The only thing I want out of DuckDB core at this point is support for overriding the columnar storage representation for certain structs. Right now, DuckDB decomposes structs into fields and stores each field in a column. I'd like to be able to say "no, please, pre-materialize this tuple subset and store this struct in an internal BLOB or something".
I would say SQLite when possible, PostgreSQL (incl. extensions) when necessary, DuckDB for local/hobbyist data analysis and BigQuery (often TB or PB range) for enterprise business intelligence.
For as much talk as I see about SQLite, are people actually using it or does it just have good marketers?
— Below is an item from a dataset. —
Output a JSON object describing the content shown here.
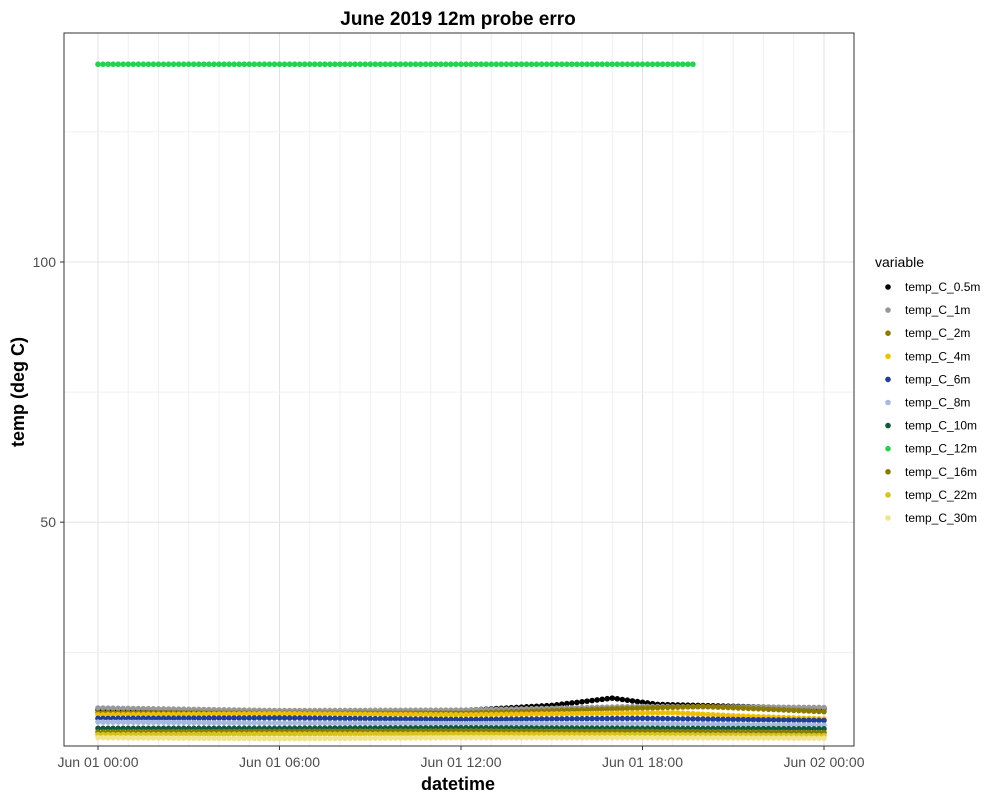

Do you have a specific use case you're curious about? It's the most widely deployed database software of all time. https://sqlite.org/mostdeployed.html
It's the standard for mobile. That said, in server-side enterprise computing, I know no one who uses it. I'm sure there are applications, but in this domain you'd need a good justification for not following standard patterns.
I have used DuckDB on an application server because it computes aggregations lightning fast which saved this app from needing caching, background services and all the invalidation and failure modes that come with those two.
Among people who can actually code (in contrast to just stitch together services), I see it used all around.
For someone who openly describes his stack and revenue, look up Pieter Levels, how he serves hundreds of thousands of users and makes millions of dollars per year, using SQLite as the storage layer.
> are people actually using it or does it just have good marketers?
_You_ are using it right this second. It's storing your browser's bookmarks (at a minimum, and possibly other browser-internal data).
If you use desktops, laptops, or mobile phones, there is a very good chance you have at least ten SQLite databases in your possession right now.
It is fantastic software, have you ever used it?
I don't have a use case for it. I've used it a tiny bit for mocking databases in memory, but because it's not fully Postgres, I've switched entirely to TestContainers.
I think the right pattern here is edge sharding of user data. Cloudflare makes this pretty easy with D1/Hyperdrive.
Man, I hope so. Bailing people out of horribly slow NoSQL databases is good business.